Sequestration

  

You've probably heard the verb form: "to sequester." If you get placed on a high-profile trial, the court might sequester you, i.e. set you up in a hotel for the duration of the trial, so you don't get any news reports and you can maintain your objectivity. Basically, the word means to separate something...to put it off to the side, on its own.

So then...what's "sequestration"? In finance, it can mean separating assets to the side for debt repayment. That situation applies to the broad meaning of the word. However, it became most famous for a specific application related to the U.S. federal budget.

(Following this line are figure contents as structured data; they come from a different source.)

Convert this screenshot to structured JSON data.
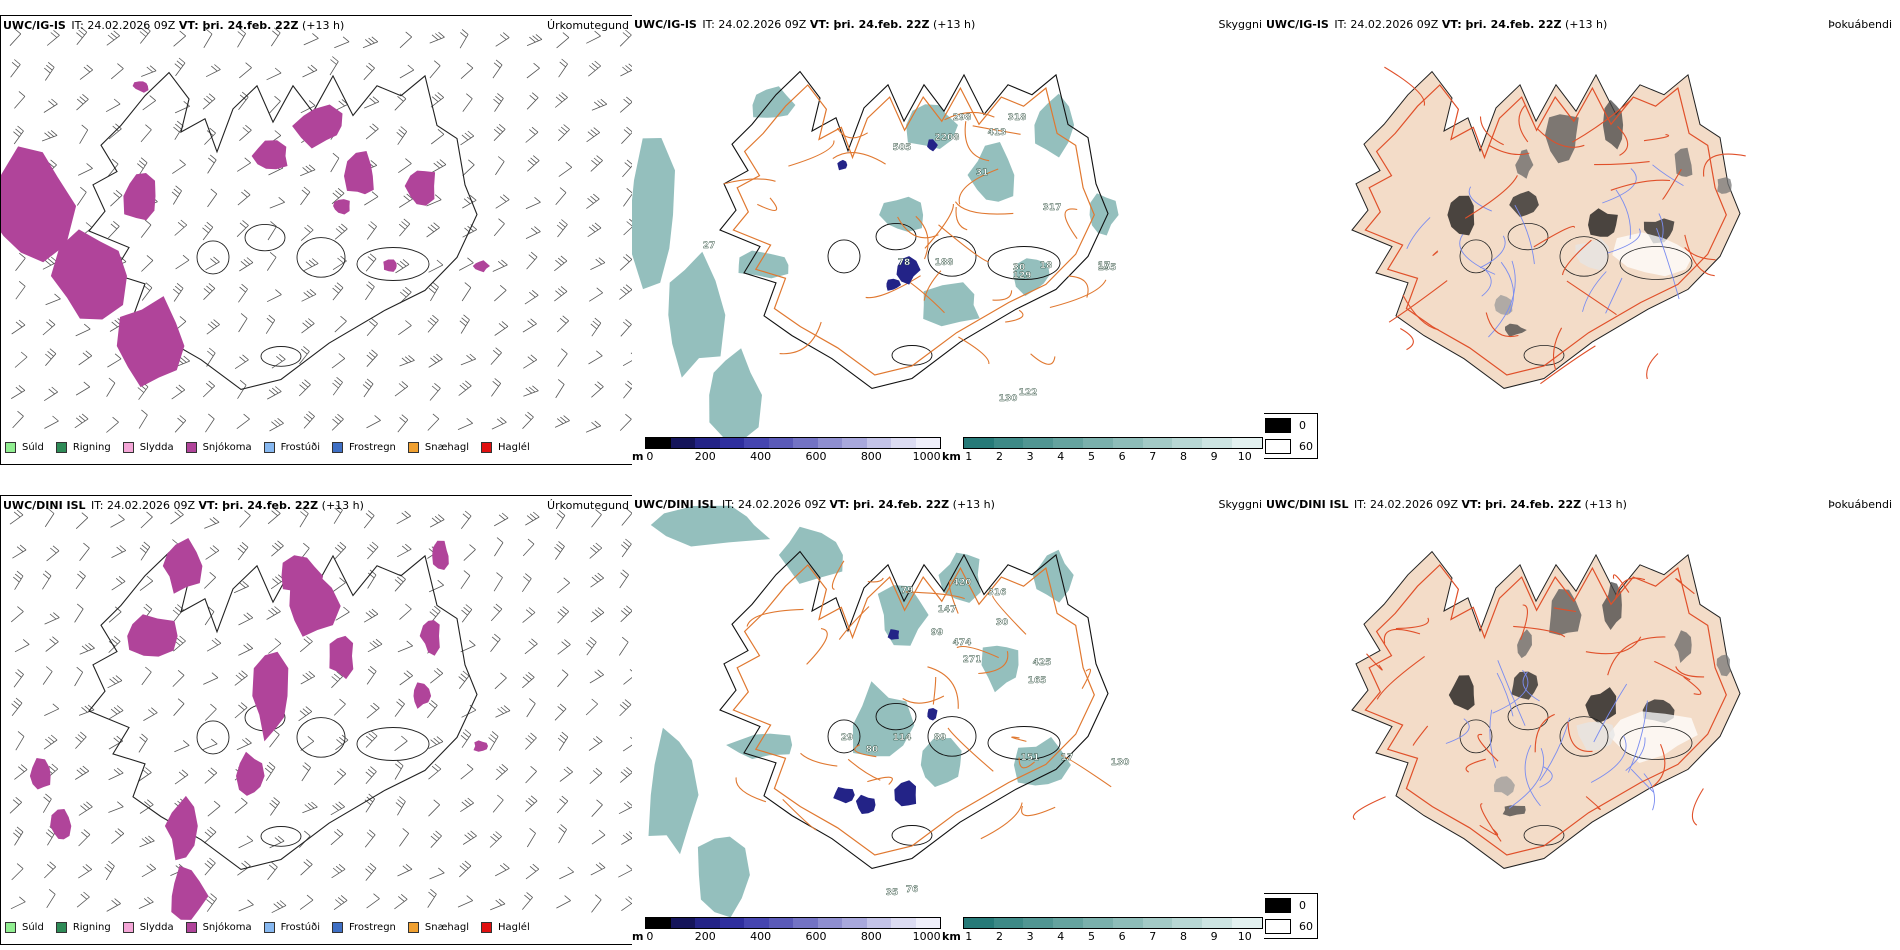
{
  "rows": [
    {
      "model": "UWC/IG-IS",
      "it_label": "IT:",
      "it_value": "24.02.2026 09Z",
      "vt_label": "VT: þri. 24.feb. 22Z",
      "lead": "(+13 h)",
      "precip_title": "Úrkomutegund",
      "cloud_title": "Skyggni",
      "fog_title": "Þokuábendi",
      "cloud_labels": [
        "298",
        "318",
        "2208",
        "413",
        "505",
        "31",
        "317",
        "27",
        "78",
        "188",
        "30",
        "129",
        "18",
        "155",
        "17",
        "130",
        "122"
      ]
    },
    {
      "model": "UWC/DINI ISL",
      "it_label": "IT:",
      "it_value": "24.02.2026 09Z",
      "vt_label": "VT: þri. 24.feb. 22Z",
      "lead": "(+13 h)",
      "precip_title": "Úrkomutegund",
      "cloud_title": "Skyggni",
      "fog_title": "Þokuábendi",
      "cloud_labels": [
        "79",
        "420",
        "316",
        "147",
        "30",
        "99",
        "474",
        "271",
        "425",
        "165",
        "114",
        "89",
        "151",
        "17",
        "130",
        "29",
        "80",
        "35",
        "76"
      ]
    }
  ],
  "precip_legend": [
    {
      "label": "Súld",
      "color": "#90ee90"
    },
    {
      "label": "Rigning",
      "color": "#2e8b57"
    },
    {
      "label": "Slydda",
      "color": "#f4a6d7"
    },
    {
      "label": "Snjókoma",
      "color": "#b0449a"
    },
    {
      "label": "Frostúði",
      "color": "#87b8f0"
    },
    {
      "label": "Frostregn",
      "color": "#3f6fc4"
    },
    {
      "label": "Snæhagl",
      "color": "#f0a030"
    },
    {
      "label": "Haglél",
      "color": "#e01010"
    }
  ],
  "ceiling_scale": {
    "unit": "m",
    "ticks": [
      "0",
      "200",
      "400",
      "600",
      "800",
      "1000"
    ],
    "colors": [
      "#000000",
      "#14145a",
      "#232387",
      "#2f2f9e",
      "#4545b0",
      "#5a5ab8",
      "#7373c4",
      "#8f8fd0",
      "#a8a8dc",
      "#c4c4e8",
      "#dcdcf2",
      "#efeffa"
    ]
  },
  "visibility_scale": {
    "unit": "km",
    "ticks": [
      "1",
      "2",
      "3",
      "4",
      "5",
      "6",
      "7",
      "8",
      "9",
      "10"
    ],
    "colors": [
      "#267a78",
      "#3d8a87",
      "#519693",
      "#65a39f",
      "#7ab0ac",
      "#8ebdb9",
      "#a3cac6",
      "#b8d7d4",
      "#cde4e2",
      "#e3f1f0"
    ]
  },
  "fog_legend": [
    {
      "label": "0",
      "color": "#000000"
    },
    {
      "label": "60",
      "color": "#ffffff"
    }
  ],
  "colors": {
    "snow": "#b0449a",
    "teal": "#3d8a87",
    "navy": "#232387",
    "roads": "#e07830",
    "land_fog": "#f3dcc8",
    "fog_roads": "#e0502a",
    "rivers": "#7a8cf0"
  }
}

During a standoff over the budget in 2011, sequestration was used as self-leverage to force Congress and the president to come to some kind of agreement. Basically, they passed a bill that set a ticking clock. If they couldn't come up with a deal by the beginning of 2013, automatic spending cuts would go into effect. These reductions were designed so that both political parties would feel the pain of the budget cuts.

Fundamentally, sequestration represented a modern-day, fiscal form of a situation popular in medieval Europe. Rival lords would exchange children as hostages as incentive to...make nice. If war broke out, they would execute each other's kids. Only, in the modern-day equivalent, the children in question were particular budget items the political parties wanted protected.

As it turned out, the parties killed the hostages. Sequestration eventually took place.

There was a two-month delay put in place, delaying decision day until March 2013. But even with the extra couple months, no deal could be reached. So the sequestration went into effect...the pre-arranged automatic spending cuts weren't avoided. Sorry, kids.